2004-12-02 01:00
El primer café de la mañana no logró quitarme la extraña sensación que me había dejado una noche sin sueños. Es más, viniendo de camino hacia este bar la sensación fue a más: una luz blanca, en vez de los dorados reflejos de la mañana, lo invadía todo.
Además, el camarero paracía haberse vuelto loco, lo había cambiado todo. Donde antes había un jamón, ahora colgaba un cartelito blanco que decía, efectivamente, jamón, en letra bien clarita. Las tapas de panceta, las cucharas, los cuchillos, nada estaba en su sitio. Sólo cartelitos blancos. Además, el propio camarero había desaparecido después de ponerme el café.

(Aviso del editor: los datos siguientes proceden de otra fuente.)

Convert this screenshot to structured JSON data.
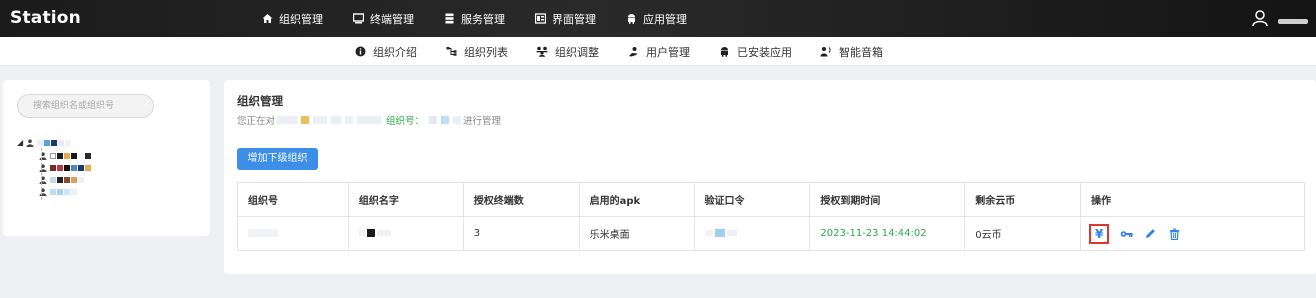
{
  "app": {
    "logo": "Station"
  },
  "topnav": [
    {
      "label": "组织管理",
      "icon": "home-icon"
    },
    {
      "label": "终端管理",
      "icon": "monitor-icon"
    },
    {
      "label": "服务管理",
      "icon": "server-icon"
    },
    {
      "label": "界面管理",
      "icon": "layout-icon"
    },
    {
      "label": "应用管理",
      "icon": "android-icon"
    }
  ],
  "subnav": [
    {
      "label": "组织介绍",
      "icon": "info-icon"
    },
    {
      "label": "组织列表",
      "icon": "sitemap-icon"
    },
    {
      "label": "组织调整",
      "icon": "users-adjust-icon"
    },
    {
      "label": "用户管理",
      "icon": "user-manage-icon"
    },
    {
      "label": "已安装应用",
      "icon": "android-icon"
    },
    {
      "label": "智能音箱",
      "icon": "speaker-user-icon"
    }
  ],
  "sidebar": {
    "search_placeholder": "搜索组织名或组织号"
  },
  "main": {
    "title": "组织管理",
    "subtitle_prefix": "您正在对",
    "subtitle_org_label": "组织号：",
    "subtitle_suffix": "进行管理",
    "add_button": "增加下级组织",
    "table": {
      "headers": [
        "组织号",
        "组织名字",
        "授权终端数",
        "启用的apk",
        "验证口令",
        "授权到期时间",
        "剩余云币",
        "操作"
      ],
      "rows": [
        {
          "terminals": "3",
          "apk": "乐米桌面",
          "expire": "2023-11-23 14:44:02",
          "coins": "0云币"
        }
      ]
    },
    "ops": [
      "yen-icon",
      "key-icon",
      "edit-icon",
      "trash-icon"
    ],
    "colors": {
      "accent": "#3d8ee6",
      "green": "#2aa84a",
      "highlight": "#e0342f"
    }
  }
}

Encendí un cigarrillo para calmarme, paladeando la idea de una copa para calentarme antes de ir al trabajo. Pero chupé y chupé hasta que la colilla chocó con el paladar sin que de su extremo se desprendiera ni un poco de humo. Sólo un papelito, apenas un copo, donde un trazo delgado como un cabello decía humo.
Salí a la calle. No había nadie, sólo docenas de folios con nombres escritos, agitados por el viento. El cielo seguía blanco, pero ahora, escrito en él se leía claramente, en letras incandescentes, Sol. Me asfixiaba. A mi alrededor llovían papelitos redondos que decían O2.